関係者によると、22歳のソーシャルメディアストラテジスト、ジャック・アドベント氏は、トランプ氏のTikTokアカウント開設・管理を手伝うため、5月後半に陣営に採用された。アドベント氏は共和党指名候補争いから撤退したビベック・ラマスワミ氏の予備選に助言していたという。
アドベント氏はまた、トランプ氏がポッドキャストでローガン・ポール氏と対談する際、その調整も手伝った。

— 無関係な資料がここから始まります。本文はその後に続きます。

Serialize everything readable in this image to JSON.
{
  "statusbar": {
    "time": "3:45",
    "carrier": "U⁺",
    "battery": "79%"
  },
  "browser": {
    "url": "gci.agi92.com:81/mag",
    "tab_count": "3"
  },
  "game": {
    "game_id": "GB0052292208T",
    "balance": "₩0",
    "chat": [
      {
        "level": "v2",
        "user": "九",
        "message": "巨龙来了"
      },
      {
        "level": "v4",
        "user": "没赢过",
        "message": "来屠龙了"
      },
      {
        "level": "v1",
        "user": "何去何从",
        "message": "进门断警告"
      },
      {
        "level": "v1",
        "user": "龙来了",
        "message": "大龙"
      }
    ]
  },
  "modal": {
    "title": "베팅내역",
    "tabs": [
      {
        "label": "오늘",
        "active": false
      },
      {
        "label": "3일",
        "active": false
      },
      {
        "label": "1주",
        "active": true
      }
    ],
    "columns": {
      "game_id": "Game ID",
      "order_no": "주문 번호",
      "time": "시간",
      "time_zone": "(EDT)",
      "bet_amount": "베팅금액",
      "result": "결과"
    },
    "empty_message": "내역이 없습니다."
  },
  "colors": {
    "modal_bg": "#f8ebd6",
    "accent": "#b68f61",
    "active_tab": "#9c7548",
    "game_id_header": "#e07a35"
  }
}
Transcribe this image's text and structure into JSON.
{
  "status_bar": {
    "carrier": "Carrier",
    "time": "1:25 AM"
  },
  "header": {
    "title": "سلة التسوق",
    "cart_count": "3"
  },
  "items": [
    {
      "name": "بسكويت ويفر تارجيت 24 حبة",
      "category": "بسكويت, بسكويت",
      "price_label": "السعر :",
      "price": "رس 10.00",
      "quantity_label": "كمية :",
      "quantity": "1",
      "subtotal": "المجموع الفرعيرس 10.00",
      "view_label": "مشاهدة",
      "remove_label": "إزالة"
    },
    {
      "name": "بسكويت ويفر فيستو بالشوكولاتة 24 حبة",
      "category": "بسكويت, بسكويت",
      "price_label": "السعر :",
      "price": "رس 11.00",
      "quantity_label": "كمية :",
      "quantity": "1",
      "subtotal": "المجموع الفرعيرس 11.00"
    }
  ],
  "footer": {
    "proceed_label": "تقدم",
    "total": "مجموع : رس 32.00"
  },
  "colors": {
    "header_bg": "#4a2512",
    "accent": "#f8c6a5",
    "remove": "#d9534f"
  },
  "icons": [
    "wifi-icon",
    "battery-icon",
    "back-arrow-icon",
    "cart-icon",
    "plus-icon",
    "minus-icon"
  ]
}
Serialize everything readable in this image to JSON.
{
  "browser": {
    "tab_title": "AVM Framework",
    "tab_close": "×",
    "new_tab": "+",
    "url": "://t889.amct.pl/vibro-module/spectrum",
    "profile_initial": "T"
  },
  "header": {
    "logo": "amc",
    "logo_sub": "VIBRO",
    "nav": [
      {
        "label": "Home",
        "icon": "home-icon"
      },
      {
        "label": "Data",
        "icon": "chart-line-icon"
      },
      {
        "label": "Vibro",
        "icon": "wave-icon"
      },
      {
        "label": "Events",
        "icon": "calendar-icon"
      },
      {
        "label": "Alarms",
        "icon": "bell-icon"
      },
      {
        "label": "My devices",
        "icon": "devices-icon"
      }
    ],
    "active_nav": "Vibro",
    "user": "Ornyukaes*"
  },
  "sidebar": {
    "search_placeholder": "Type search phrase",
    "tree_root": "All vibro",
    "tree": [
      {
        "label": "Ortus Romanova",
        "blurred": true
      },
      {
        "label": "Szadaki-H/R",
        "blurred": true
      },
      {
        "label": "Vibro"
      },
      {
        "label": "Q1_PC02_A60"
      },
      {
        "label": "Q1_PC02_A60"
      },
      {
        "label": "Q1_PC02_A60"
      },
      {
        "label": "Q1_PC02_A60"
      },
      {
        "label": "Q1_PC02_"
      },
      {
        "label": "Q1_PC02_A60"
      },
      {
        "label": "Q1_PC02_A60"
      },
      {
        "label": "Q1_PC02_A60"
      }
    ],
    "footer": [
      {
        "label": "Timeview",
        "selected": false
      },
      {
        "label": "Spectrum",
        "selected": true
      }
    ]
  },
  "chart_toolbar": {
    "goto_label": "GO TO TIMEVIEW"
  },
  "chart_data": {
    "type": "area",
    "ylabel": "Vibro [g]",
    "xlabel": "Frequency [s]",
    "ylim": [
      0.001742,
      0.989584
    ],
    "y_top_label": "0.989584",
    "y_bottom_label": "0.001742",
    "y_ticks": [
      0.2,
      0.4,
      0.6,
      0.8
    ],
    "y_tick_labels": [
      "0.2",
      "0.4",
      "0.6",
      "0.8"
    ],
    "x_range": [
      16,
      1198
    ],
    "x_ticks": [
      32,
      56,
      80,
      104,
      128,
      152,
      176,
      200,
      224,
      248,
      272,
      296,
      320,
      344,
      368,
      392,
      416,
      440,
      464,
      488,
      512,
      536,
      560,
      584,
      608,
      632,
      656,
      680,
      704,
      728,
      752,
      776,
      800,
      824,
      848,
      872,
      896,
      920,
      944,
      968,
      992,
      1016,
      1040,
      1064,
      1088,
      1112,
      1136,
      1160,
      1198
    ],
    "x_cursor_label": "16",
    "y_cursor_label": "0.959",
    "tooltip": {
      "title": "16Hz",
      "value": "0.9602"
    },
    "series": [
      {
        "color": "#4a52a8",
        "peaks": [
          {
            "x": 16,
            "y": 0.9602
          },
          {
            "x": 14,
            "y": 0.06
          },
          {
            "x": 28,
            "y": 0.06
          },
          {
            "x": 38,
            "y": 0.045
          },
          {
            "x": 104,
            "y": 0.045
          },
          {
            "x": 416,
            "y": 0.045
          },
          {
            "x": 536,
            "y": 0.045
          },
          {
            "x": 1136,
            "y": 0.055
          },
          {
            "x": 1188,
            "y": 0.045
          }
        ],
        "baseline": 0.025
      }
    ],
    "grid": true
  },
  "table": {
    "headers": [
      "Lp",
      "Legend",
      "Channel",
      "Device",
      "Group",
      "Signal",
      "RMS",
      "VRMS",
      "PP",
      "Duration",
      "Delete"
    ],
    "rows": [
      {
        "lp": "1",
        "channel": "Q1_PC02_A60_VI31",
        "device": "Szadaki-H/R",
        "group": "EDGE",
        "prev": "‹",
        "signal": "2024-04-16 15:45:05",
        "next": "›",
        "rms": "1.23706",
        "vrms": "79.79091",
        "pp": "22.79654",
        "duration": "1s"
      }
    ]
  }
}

リーハイ大の学生ケビン・カオさん(20)は、選挙戦のさなかに自身のTikTokアカウントでトランプ氏を応援するコンテンツを目にしたと話した。カオさんは移民問題を巡り国境を閉鎖するとしているトランプ氏の政策を支持していると述べ、「それは必要だ」との考えを示した。
用意周到
トランプ氏は22年の正式な立候補表明以後、ハリス氏よりずっと早くから準備を進めていた。ハリス氏が選挙戦に参入したのは投票日まで4カ月を切ってからだ。
ハリス陣営は最終的にトランプ陣営より多くの資金を集めたが、ハリス氏はバイデン氏にうんざりしている有権者たちに、自分が変化の象徴であるとうまく説得できなかった。
ハリス氏は集会で「私はZ世代を愛している」とよく語っていたが、一般的に12-27歳と定義されるZ世代の相当な割合に彼女のメッセージは響かなかった。あるいは、届いてさえいなかったのかもしれない。
ハリス氏のTikTokアカウントは、7月に人気が急上昇した時でさえ、トランプ氏よりもフォロワー数が少なかった。ハリス陣営はコメント要請に応じなかった。
政治コンサルタントでZ世代の政治ニュースレターを執筆しているレイチェル・ジャンファザ氏は「ここ何年もの間、民主党が若い有権者にアピールしようとしてきた多くの試みを見ると、それは非常に意図的なものに見え、時に本気でないようにも感じられる」と説明する。
ハリス氏が若い女性を主なリスナーとするポッドキャスト「コール・ハー・ダディ」に出演した際、話題の中心となったのは人工中絶の権利だった。
ハリス氏はこの問題について圧倒的な信頼を得ていたが、特に民主党支持者が多い都市や州では、中絶法を州に委ねるというトランプ氏の公約に満足した有権者もいたようだとジャンファザ氏は語る。
そのポッドキャストのインタビューで、ハリス氏はバイデン政権の目玉政策である広範な学生ローン返済免除を連邦最高裁が一部認めなかったことについて質問された。
負担軽減を約束したハリス氏だが、自身の公約として大きな誓いを立てることはしなかった。